I don’t always know how to separate characters from their creator, and even in a song that has characters you can’t help but assume some measure of autobiography. Is this his story? I don’t know, but I think it may be, because Dan writes a lot in first-person and revisits old themes, like talking to God and claiming to be the Messiah and taking in the state of the world and, of course, finding it lacking, but charming and funny too, worthy of good laughs, some self-deprecation, and also doubt, even the occasional fit of despondence. But a song like “Suicide Room” is actually uplifting, because the protagonist rents the damn apartment where two tenants have offed themselves, and he stares back hard and lets you know he’s not giving in to that. That is determination, yes, sir.

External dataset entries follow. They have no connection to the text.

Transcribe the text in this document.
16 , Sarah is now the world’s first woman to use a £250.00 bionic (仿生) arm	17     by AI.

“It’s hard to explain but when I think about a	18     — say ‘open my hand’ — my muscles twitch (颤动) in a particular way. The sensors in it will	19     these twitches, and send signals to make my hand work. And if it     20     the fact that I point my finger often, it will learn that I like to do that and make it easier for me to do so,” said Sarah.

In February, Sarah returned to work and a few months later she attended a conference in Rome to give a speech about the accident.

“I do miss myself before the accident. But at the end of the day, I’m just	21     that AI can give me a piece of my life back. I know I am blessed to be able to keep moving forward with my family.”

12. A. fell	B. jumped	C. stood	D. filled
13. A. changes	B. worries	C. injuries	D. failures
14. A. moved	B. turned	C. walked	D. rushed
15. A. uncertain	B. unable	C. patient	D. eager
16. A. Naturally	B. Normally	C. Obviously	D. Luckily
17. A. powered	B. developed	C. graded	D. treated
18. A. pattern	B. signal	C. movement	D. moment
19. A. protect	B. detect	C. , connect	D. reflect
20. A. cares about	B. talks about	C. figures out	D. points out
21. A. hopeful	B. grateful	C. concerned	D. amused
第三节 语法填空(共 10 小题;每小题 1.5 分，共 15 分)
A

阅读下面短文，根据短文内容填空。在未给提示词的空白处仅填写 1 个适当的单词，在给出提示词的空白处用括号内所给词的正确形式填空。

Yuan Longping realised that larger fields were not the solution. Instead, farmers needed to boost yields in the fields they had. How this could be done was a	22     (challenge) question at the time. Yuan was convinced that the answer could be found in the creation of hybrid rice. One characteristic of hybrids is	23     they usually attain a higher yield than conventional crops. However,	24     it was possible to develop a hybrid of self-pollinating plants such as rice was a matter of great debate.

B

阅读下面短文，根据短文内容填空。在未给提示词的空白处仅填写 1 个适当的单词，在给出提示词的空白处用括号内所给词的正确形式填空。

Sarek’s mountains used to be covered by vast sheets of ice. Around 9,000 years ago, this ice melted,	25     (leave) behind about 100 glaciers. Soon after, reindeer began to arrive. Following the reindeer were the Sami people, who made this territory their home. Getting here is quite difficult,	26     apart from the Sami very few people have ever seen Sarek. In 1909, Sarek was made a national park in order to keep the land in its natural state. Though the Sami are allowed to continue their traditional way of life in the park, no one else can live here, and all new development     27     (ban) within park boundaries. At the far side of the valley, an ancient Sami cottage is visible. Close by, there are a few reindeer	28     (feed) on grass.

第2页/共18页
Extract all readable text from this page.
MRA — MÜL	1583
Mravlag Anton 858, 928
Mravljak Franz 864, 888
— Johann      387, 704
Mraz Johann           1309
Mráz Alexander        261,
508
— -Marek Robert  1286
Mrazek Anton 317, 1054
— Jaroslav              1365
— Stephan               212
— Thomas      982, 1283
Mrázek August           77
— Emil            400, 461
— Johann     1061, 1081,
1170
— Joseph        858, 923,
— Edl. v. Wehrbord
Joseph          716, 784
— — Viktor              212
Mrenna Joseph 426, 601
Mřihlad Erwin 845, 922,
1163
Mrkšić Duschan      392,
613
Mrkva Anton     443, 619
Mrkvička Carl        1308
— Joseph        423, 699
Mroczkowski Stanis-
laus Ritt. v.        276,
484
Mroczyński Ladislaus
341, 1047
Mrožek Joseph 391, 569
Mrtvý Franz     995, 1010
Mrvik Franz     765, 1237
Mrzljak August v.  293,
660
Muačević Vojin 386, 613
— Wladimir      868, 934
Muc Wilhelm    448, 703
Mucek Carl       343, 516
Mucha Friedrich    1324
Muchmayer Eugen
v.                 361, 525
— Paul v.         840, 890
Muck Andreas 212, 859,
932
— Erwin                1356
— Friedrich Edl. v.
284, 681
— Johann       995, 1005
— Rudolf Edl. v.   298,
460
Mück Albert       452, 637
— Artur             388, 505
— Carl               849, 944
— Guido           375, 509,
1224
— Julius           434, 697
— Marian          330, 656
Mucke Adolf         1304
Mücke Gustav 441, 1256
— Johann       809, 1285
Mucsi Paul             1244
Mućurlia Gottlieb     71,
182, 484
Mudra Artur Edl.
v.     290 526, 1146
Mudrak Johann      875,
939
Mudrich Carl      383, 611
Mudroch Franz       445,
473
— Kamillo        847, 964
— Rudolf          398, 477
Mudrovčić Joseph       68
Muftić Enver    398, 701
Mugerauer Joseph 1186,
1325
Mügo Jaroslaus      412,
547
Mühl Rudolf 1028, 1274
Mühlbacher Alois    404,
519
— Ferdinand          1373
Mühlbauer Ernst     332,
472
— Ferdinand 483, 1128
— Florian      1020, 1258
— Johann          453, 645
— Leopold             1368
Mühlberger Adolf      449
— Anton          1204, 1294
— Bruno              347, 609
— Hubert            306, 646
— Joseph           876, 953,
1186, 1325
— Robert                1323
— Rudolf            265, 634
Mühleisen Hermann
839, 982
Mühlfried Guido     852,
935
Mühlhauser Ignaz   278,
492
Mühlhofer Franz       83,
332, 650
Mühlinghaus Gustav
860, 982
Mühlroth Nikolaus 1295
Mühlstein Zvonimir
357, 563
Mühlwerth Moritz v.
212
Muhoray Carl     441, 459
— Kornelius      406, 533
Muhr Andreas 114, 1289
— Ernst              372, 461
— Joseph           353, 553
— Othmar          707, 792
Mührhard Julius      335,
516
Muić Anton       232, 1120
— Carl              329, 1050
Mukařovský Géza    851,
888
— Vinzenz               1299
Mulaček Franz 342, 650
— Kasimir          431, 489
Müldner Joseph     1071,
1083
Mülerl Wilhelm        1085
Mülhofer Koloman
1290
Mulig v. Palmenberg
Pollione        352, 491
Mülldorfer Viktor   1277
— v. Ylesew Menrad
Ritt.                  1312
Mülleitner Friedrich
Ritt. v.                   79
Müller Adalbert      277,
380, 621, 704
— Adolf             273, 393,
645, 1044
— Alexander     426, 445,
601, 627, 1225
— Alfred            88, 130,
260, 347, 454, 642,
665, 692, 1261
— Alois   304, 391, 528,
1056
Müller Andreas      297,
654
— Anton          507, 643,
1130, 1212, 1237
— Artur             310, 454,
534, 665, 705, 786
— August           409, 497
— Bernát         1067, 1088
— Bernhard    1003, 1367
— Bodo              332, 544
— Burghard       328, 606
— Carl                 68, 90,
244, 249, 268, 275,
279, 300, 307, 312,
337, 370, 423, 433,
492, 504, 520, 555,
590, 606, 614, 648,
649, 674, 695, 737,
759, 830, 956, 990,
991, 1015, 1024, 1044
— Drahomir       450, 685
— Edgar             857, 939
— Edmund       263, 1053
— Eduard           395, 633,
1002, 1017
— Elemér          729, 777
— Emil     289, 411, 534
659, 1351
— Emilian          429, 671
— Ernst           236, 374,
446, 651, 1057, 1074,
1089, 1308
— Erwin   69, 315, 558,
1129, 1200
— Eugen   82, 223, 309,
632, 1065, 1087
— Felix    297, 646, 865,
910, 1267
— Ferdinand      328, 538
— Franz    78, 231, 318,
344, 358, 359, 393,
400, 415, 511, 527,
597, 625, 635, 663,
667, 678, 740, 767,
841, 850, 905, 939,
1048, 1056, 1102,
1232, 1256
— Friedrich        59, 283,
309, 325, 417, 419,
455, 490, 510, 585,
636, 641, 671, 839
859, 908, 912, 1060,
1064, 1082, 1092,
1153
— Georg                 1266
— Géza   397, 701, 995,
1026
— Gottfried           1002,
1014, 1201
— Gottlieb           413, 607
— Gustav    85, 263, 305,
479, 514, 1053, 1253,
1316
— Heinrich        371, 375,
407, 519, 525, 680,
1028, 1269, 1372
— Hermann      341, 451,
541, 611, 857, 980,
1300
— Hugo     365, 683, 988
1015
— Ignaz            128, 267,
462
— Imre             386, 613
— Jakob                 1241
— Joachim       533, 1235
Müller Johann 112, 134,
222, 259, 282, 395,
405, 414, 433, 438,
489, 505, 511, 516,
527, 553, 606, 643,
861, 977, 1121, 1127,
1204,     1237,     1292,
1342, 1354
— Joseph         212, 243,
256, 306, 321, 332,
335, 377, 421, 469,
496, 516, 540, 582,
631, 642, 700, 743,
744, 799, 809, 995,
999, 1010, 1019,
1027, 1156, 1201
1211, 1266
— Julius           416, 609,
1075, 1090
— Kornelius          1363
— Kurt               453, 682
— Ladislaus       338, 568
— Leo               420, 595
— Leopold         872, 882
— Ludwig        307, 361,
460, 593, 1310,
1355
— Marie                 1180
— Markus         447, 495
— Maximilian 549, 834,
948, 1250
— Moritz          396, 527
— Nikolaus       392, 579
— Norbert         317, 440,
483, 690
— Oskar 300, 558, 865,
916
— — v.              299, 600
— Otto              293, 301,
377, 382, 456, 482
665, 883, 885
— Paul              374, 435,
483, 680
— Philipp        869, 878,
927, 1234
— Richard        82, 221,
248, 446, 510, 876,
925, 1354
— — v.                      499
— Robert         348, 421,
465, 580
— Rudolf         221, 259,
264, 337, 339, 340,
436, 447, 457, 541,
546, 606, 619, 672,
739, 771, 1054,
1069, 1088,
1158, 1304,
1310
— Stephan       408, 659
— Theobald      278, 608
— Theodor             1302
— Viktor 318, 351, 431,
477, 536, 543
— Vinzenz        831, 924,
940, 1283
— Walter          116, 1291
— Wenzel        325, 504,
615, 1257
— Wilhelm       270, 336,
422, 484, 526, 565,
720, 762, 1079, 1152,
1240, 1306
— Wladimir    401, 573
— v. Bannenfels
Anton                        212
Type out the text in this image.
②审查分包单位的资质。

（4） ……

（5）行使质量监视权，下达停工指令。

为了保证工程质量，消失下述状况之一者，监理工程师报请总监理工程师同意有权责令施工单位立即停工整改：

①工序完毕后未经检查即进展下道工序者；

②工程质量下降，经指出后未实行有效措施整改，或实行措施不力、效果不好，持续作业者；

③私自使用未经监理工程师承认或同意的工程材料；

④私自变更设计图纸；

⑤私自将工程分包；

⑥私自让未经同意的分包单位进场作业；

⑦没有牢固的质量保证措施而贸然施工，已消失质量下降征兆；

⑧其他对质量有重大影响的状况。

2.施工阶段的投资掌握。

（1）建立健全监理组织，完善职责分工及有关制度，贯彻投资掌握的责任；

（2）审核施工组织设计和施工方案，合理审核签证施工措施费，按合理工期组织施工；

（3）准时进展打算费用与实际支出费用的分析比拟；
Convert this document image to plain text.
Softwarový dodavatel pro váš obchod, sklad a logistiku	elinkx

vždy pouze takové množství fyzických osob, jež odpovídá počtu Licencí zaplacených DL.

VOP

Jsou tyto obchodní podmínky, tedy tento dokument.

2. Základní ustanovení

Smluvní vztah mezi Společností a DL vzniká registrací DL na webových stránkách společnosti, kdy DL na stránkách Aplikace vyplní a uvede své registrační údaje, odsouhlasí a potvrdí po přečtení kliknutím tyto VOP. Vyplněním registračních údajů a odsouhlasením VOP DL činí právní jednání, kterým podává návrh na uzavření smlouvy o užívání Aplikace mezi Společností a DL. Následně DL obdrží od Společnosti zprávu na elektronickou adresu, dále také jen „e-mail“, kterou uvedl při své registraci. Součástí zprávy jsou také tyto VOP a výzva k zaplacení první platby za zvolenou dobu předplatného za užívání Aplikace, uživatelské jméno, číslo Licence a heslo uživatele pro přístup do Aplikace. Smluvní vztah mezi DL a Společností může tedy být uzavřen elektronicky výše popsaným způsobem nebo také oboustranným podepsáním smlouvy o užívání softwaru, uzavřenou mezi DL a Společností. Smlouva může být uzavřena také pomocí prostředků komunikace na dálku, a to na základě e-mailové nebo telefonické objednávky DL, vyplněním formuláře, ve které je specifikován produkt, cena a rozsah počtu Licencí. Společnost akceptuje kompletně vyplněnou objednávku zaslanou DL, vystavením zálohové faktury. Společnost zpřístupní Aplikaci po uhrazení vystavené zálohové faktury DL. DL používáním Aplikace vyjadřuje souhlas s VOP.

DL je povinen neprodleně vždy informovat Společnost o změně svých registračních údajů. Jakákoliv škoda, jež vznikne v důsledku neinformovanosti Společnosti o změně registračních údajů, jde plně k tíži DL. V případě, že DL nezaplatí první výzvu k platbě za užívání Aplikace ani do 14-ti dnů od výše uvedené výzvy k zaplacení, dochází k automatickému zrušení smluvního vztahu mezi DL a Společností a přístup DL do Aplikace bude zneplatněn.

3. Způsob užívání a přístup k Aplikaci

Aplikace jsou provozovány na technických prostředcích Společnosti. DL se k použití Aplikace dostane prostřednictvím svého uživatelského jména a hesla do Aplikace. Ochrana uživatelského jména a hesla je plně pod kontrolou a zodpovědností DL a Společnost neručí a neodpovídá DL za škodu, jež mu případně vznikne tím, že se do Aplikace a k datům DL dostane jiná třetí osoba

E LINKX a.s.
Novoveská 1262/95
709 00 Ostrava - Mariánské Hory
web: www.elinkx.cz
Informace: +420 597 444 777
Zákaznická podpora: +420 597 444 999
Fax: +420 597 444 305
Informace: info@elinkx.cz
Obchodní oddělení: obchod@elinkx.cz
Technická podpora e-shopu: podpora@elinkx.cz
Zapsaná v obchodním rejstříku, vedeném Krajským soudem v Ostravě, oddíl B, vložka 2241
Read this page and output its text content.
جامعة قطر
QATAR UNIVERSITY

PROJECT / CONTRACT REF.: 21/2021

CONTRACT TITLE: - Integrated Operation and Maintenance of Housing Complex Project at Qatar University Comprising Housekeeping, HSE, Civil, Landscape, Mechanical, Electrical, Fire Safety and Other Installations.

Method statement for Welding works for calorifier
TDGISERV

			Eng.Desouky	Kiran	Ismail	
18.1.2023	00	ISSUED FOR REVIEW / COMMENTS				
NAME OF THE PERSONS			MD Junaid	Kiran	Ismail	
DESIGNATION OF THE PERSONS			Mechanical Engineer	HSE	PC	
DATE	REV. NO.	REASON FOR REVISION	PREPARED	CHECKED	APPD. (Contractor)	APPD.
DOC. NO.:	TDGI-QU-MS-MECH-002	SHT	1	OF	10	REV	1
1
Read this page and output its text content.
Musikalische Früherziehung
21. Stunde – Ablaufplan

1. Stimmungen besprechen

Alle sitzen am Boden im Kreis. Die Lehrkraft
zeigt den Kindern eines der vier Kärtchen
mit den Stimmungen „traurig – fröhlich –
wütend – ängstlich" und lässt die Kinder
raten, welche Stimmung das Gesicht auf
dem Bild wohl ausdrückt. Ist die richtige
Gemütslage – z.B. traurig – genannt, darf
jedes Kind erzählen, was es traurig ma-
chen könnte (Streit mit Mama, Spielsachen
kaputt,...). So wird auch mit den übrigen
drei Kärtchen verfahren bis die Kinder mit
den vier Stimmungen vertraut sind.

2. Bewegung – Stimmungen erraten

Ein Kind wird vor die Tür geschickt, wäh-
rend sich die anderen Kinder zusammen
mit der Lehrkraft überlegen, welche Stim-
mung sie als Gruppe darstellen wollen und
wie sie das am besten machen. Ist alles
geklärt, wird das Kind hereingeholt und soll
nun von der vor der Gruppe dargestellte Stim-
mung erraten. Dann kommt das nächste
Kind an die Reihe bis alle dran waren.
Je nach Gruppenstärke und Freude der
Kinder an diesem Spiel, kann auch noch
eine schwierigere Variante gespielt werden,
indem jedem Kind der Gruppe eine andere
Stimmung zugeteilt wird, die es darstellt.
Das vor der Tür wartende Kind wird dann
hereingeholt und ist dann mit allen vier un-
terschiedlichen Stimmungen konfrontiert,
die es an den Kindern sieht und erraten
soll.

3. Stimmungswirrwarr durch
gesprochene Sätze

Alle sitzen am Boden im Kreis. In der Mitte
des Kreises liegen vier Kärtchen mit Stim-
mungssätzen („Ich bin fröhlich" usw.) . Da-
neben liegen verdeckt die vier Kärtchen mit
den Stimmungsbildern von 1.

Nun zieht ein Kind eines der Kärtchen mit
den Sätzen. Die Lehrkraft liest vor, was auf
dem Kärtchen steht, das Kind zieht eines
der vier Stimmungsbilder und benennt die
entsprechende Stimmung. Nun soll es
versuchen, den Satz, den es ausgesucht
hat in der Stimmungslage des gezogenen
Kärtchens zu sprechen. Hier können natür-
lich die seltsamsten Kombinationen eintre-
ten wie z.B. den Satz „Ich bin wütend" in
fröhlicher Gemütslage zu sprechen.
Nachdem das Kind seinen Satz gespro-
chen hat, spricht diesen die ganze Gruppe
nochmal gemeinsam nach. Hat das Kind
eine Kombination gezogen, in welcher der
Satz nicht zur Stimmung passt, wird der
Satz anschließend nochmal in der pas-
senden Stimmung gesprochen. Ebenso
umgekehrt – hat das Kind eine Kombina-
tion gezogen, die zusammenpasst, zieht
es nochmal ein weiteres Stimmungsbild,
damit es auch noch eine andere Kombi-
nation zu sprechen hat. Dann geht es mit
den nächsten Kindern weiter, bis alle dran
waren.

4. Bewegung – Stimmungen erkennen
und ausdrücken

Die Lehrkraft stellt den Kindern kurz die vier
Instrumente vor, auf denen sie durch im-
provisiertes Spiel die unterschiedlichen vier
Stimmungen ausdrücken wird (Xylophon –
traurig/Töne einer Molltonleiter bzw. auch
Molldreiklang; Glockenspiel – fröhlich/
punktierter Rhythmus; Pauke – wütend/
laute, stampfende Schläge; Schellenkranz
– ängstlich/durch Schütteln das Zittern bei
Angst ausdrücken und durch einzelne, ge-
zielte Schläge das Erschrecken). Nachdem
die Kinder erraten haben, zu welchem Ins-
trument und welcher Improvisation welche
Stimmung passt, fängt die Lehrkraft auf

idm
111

All told, the new songs are hopeful, helpful, and topical. They exist in the complicated world of Islamogoofiness and establishment-driven contradictions meant to drive us crazy, like it’s OK to kill the other in the name of love but God forbid we have a smoke or a burger. No, that will never do.
There’s a young man who curses his elderly father for not spelling it all out for him before dying (“Feel Like a Man”), the fine micro and macro metaphors of the title track (Stop what you’re doing … and breathe) and the sweet selflessness of “Remember Me” (If I was a bird I’d make a nest in your hair/And come home to your head every night/If you were blind I’d play guitar softly beside you/The melody would be your candlelight).

And there’s “Trudy,” a typical elliptical Bern concoction that invokes Barry Bonds and asterisks (the whole country needs a damn asterisk, Bern told me — full interview at www.leoweekly.com), an AWOL soldier contemplating a new life on Cape Fear, and the NFL playoffs leading up to the Christian New Year. Oh, and there’s a bull contemplating a cow in heat.

In the end, it’ll make you smile. But you can’t blame him — I certainly don’t — if he happens to notice that some things haven’t gotten any better. There are those cursed souls who’d rather know the intelligence was cooked — not enough of us to turn a truth-teller into a 27-million seller, perhaps, but at least we can feel like we saw it all coming.

Bern has noted that most kids tend to make up stories as they grow up. Somewhere along the way, most of them stop for no apparent reason. Some carry it on and their words evolve.
At 41, Dan Bern has figured out a few things but he’s also thinking about how he’s just getting started. When you’re born on the precipice, the only way out is straight ahead. You can take a swan dive or stand in the batter’s box and take your cuts. Hang in there and sometimes you start seeing that ball a lot better, and even though sometimes it nicks your wrists or plunks your ribs, it starts feeling pretty good to just stand there and swing. And breathe.